4.2. Future Implications
Our study offers significant insights into the perioperative care of patients on persistent beta-blocker therapy; nevertheless, more research is required to enhance therapeutic guidelines. The results underscore the necessity of personalized risk evaluation when prescribing beta-blockers in the perioperative context. Subsequent research should investigate larger, multicentric populations to improve the generalizability of the findings and validate the identified interaction. Furthermore, prolonged Holter monitoring beyond 24 h may facilitate the detection of delayed cardiac events that were not seen in our investigation. Future studies can consider prolonged monitoring; however, it might prove to be costlier [
2]. Considering the substantial correlation between beta-blocker administration and complications including severe bradycardia and hypotension, further research should focus on refining perioperative beta-blocker protocols to reduce hemodynamic instability. Exploring different dosage regimens, patient selection criteria, and intraoperative monitoring approaches may enhance the safety and efficacy.
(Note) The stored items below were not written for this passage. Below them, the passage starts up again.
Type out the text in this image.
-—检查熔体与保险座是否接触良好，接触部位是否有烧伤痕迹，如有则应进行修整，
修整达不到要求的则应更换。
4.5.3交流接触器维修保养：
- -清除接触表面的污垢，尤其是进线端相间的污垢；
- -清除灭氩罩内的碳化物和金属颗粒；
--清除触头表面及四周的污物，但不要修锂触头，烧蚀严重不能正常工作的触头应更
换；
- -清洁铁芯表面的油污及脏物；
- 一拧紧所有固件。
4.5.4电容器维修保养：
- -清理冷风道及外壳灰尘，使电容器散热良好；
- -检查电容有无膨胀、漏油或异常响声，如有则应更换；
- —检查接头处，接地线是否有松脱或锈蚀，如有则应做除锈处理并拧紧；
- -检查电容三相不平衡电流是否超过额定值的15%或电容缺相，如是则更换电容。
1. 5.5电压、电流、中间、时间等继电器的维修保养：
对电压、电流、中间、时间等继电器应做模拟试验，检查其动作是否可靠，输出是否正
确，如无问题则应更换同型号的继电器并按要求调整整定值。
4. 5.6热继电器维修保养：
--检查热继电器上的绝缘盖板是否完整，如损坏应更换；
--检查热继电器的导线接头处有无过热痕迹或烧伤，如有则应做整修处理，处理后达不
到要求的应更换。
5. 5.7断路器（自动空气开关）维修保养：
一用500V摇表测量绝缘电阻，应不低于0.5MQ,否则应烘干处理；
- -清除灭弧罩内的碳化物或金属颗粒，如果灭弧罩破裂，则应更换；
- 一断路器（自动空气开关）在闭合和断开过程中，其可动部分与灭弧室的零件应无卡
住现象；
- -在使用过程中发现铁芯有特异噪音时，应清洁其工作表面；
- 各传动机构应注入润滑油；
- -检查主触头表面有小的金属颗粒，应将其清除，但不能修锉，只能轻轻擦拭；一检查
Our data also prompt inquiries regarding the optimal timing of beta-blocker administration. Future studies may evaluate whether changes in preoperative dose or intraoperative modifications mitigate adverse events while maintaining cardiovascular protection. Furthermore, research contrasting beta-blockers with other cardioprotective medications may elucidate the optimal strategy for high-risk surgical patients. Our results advance the discourse on perioperative beta-blocker use and provide a basis for evidence-based recommendations that enhance patient outcomes while mitigating possible hazards.
Future research should aim to validate our findings in larger, multicenter cohorts and through randomized controlled trials comparing the continuation versus discontinuation of beta-blockers in the perioperative setting. Stratification by beta-blocker type and dosage may help to clarify differential risk profiles, while extended Holter monitoring could uncover late-onset arrhythmic events beyond the initial 24 h. Additionally, preoperative Holter assessments in selected high-risk patients may offer a useful tool for individualized risk stratification. These steps could contribute to a more nuanced and evidence-based approach to perioperative beta-blocker management.